The NCAA, the governing body of intercollegiate athletics, prohibits athletes profiting directly or indirectly from sales of a jersey. This time, however, the NCAA, which has a history of adhering strictly to its by-laws in the face of overwhelming evidence of common sense, reversed field on its tendencies. It granted Fournette and LSU a waiver to auction off the garment.

Football has a way of fomenting social change on college campuses, particularly in the SEC. In 1970, the University of Alabama football team was not yet integrated, but in the season opener the Crimson Tide were embarrassed at home by Southern California and its racially integrated squad, 42-21.

At the conclusion of that season, the fourth straight in which legendary coach Paul "Bear" Bryant failed to lead the Tide to the SEC championship, Alabama began to offer scholarships to African-American high school players. Remember, only seven years earlier the state's governor, George Wallace, had acted as a human roadblock ("Segregation tomorrow! Segregation forever!") in a failed attempt to deny African-American students the opportunity to enroll.

From Wallace's admissions office goal-line stand in 1963 to Monday's upheaval in Columbia, the only thing that has changed as dramatically as the racial diversity on SEC football rosters is the amount of money involved in the sport. Earlier this year the SEC announced a record $455 million in revenue solely from television deals, or $31.2 million for each of its 14 schools. Is it any wonder then why coach Pinkel would defy his university president and align himself with his players?

One week ago, Butler embarked on his hunger strike, but his self-induced starvation was not widely reported. ESPN televised last Thursday night's game from Columbia between Mississippi State and Missouri without ever mentioning it.

Two nights later, 30 African-American members of the Missouri football team appeared in a photo together and announced that they stood in support of Butler. "We will no longer participate in any football related activities until President Tim Wolfe resigns," the players tweeted via an account belonging to a group called the Legion of Black Collegians, "or is removed due to his negligence toward marginalized students' experiences."

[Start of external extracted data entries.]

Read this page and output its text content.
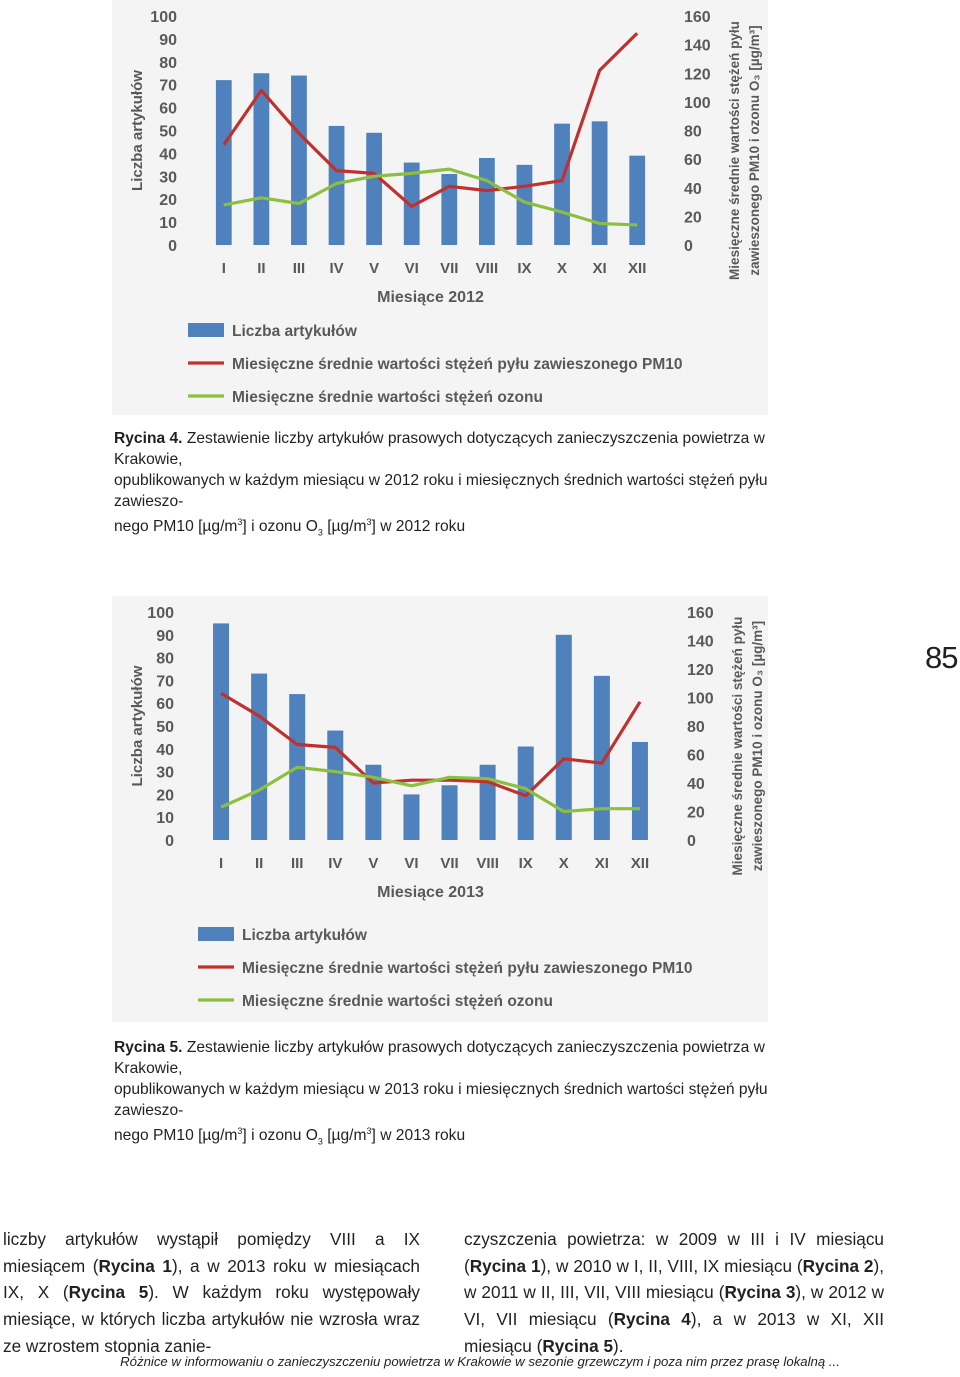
0
10
20
30
40
50
60
70
80
90
100
0
20
40
60
80
100
120
140
160
Liczba artykułów	Miesięczne średnie wartości stężeń pyłu zawieszonego PM10 i ozonu O₃ [µg/m³]
I II III IV V VI VII VIII IX X XI XII
Miesiące 2012
Liczba artykułów
Miesięczne średnie wartości stężeń pyłu zawieszonego PM10
Miesięczne średnie wartości stężeń ozonu
Rycina 4. Zestawienie liczby artykułów prasowych dotyczących zanieczyszczenia powietrza w Krakowie,
opublikowanych w każdym miesiącu w 2012 roku i miesięcznych średnich wartości stężeń pyłu zawieszo-
nego PM10 $[\mu g/m^3]$ i ozonu $O_3$ $[\mu g/m^3]$ w 2012 roku
0
10
20
30
40
50
60
70
80
90
100
0
20
40
60
80
100
120
140
160
Liczba artykułów	Miesięczne średnie wartości stężeń pyłu zawieszonego PM10 i ozonu O₃ [µg/m³]
I II III IV V VI VII VIII IX X XI XII
Miesiące 2013
Liczba artykułów
Miesięczne średnie wartości stężeń pyłu zawieszonego PM10
Miesięczne średnie wartości stężeń ozonu
85
Rycina 5. Zestawienie liczby artykułów prasowych dotyczących zanieczyszczenia powietrza w Krakowie,
opublikowanych w każdym miesiącu w 2013 roku i miesięcznych średnich wartości stężeń pyłu zawieszo-
nego PM10 $[\mu g/m^3]$ i ozonu $O_3$ $[\mu g/m^3]$ w 2013 roku
liczby artykułów wystąpił pomiędzy VIII a IX miesiącem (Rycina 1), a w 2013 roku w miesiącach IX, X (Rycina 5). W każdym roku występowały miesiące, w których liczba artykułów nie wzrosła wraz ze wzrostem stopnia zanie-
czyszczenia powietrza: w 2009 w III i IV miesiącu (Rycina 1), w 2010 w I, II, VIII, IX miesiącu (Rycina 2), w 2011 w II, III, VII, VIII miesiącu (Rycina 3), w 2012 w VI, VII miesiącu (Rycina 4), a w 2013 w XI, XII miesiącu (Rycina 5).
Różnice w informowaniu o zanieczyszczeniu powietrza w Krakowie w sezonie grzewczym i poza nim przez prasę lokalną ...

On Sunday, Pinkel tweeted out a photo of his entire team, the players' arms interlocking, with the following message: "The Mizzou family stands as one. We are united. We are behind our players."

Payton Head, the student body president who was the victim of racial slurs in September, is both African-American and openly gay. His successful candidacy in an election that had the largest voter turnout in school history suggests that while racism exists at the University of Missouri—as it does in at least trace elements at many universities—it is a minority perspective.

None of that mattered in Columbia on Monday, however. The football team took a stand, and whether Wolfe's resignation was, as he said, "the right thing to do," was no longer pertinent. There can be little doubt that college football players from coast to coast saw what transpired on Monday in Columbia and Baton Rouge and gained a greater understanding of the leverage their talent affords them.